6. (Above electronics bag) Headphones.
7. Chewing gum.
8. (Above the gum) Tissues.
9. Hand cream. This is mostly for when it's colder out and my hands get drier.
10. Stainless steel spoon. I've had this same spoon in my EDC since I was a teenager.
11. Office type supplies. Various pens, a pad, and a USB drive.
12. Wet wipes. Get em free at restaurants, especially useful for parents of small kids.
13. (In small, black case) Generic, mini multi-tool. Good to have a small pair of pliers and also comes with small screwdrivers.
14. "Just in case" snacks. Cliff bar and a small packet of peanut butter. I try not to eat this unless I am (or my kids are) really hungry, then replace it right away.
15. "Just in case" toothbrush and toothpaste.
16. Current book I am reading. Pretty good so far.
17. (Above the book, orange stuff sack) Spare/extra clothing: wool socks, wool gloves, synthetic vest, and wind jacket. In the summer I nix the vest.
18. (Next to the orange bag, green stuff sack) Rain pants and Golite poncho/tarp. The poncho/tarp used to be one of my go-to pieces of UL gear for backpacking, but last year I upgraded to a better one (MLD silnylon), so the Golite replaced my cheapo rain poncho.
19. Small plastic bottle for water. Tap water in Sweden is great pretty much everywhere.
20. Cheapo headlamp.
21. Emergency space blanket. Just in case, plus gives piece of mind.
22. Glowstick. Not only just in case and piece of mind, but kids also love it if it's dark out as a surprise toy.
23. (Small, round case) Earplugs.
24. Compass and mirror.
25. 10m of nylon rope and a few mini carabineers.
26. (Above the rope) Big, black garbage bag. Great for laying/sitting on grass or moss, and has other good survival applications--carry water, stuff with dry leaves/moss/grass to make a sleeping mat, etc.
27. Foam sit mat.
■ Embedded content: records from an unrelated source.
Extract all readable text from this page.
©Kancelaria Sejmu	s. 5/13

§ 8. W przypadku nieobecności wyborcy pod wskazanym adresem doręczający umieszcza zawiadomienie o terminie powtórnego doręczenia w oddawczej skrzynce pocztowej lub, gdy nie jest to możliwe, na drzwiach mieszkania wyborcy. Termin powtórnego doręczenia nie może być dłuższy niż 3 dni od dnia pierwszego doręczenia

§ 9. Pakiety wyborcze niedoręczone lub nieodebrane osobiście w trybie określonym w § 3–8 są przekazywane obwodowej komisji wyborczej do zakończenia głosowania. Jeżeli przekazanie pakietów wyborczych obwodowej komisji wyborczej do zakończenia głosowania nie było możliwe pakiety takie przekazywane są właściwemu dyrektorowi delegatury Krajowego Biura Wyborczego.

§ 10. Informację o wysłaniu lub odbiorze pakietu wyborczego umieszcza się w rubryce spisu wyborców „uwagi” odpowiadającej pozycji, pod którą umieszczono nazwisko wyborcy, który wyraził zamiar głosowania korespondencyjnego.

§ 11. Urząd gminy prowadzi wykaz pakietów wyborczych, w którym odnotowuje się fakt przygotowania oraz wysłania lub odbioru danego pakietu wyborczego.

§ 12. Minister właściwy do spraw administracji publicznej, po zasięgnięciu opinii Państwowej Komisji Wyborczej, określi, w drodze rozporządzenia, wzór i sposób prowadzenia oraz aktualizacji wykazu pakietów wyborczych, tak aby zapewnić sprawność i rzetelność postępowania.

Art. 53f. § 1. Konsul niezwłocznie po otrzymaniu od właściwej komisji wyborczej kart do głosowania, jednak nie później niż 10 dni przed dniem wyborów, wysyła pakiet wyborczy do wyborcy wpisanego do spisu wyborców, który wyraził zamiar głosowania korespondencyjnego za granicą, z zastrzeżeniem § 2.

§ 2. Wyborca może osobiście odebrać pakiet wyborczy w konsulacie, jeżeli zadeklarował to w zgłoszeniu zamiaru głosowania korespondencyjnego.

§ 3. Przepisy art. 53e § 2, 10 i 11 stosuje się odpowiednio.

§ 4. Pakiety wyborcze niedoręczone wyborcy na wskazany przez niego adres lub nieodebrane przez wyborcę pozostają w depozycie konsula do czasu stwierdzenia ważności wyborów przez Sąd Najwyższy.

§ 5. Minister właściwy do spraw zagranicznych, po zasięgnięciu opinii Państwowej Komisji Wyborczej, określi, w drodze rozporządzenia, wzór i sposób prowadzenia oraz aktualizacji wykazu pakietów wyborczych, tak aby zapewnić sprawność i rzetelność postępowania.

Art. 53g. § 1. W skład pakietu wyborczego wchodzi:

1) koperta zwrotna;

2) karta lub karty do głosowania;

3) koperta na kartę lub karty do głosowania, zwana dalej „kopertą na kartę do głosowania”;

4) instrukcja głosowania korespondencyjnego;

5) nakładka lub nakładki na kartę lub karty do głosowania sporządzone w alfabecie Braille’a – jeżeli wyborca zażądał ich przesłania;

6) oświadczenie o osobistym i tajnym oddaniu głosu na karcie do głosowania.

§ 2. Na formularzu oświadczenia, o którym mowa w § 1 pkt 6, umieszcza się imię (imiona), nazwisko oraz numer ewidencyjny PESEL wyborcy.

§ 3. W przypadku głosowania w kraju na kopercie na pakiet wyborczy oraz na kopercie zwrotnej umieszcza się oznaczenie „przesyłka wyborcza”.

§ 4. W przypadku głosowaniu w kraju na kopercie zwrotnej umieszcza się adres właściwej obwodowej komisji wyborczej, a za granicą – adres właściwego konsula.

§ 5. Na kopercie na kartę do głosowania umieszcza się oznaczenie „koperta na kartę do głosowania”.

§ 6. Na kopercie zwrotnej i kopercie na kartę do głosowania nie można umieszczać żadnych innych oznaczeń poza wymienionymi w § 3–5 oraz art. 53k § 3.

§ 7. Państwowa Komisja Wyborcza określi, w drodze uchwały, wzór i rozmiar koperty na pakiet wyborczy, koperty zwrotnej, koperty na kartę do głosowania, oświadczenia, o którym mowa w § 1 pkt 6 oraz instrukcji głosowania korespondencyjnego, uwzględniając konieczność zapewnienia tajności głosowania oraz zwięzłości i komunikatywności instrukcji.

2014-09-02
Combine with garbage bag for deluxe sitting in the park or in the woods to read a book or take a snack break. And in a pinch could be a tiny torso sleeping mat.
28. (Above the sit mat) A few bags, one plastic one nylon. Mostly used for food shopping and such, but also good for gathering wild mushrooms, fire wood, etc. The plastic bag is also good for waterproofing things like a book if it's really raining hard, for example.
And that's it. That's what's generally in my everyday pack that I carry. Makes life run smoother, especially for someone who loves the outdoors. And I can't even remember all the times that someone, say at work or a friend, had a problem or needed a little something, and I can dig into my pack to help. Then there are last minute day hikes and trips with family and friends, lots of them. Anytime someone wants to get some fresh air and I got the time, I'm good to go.
Oh, and for all you gram geeks out there, for the hell of it I weighed everything you see up there for the first time (for this particular set up), and it came out to around 3.3kg/7.3lbs. But obviously this changes a lot with with the variables I mentioned before.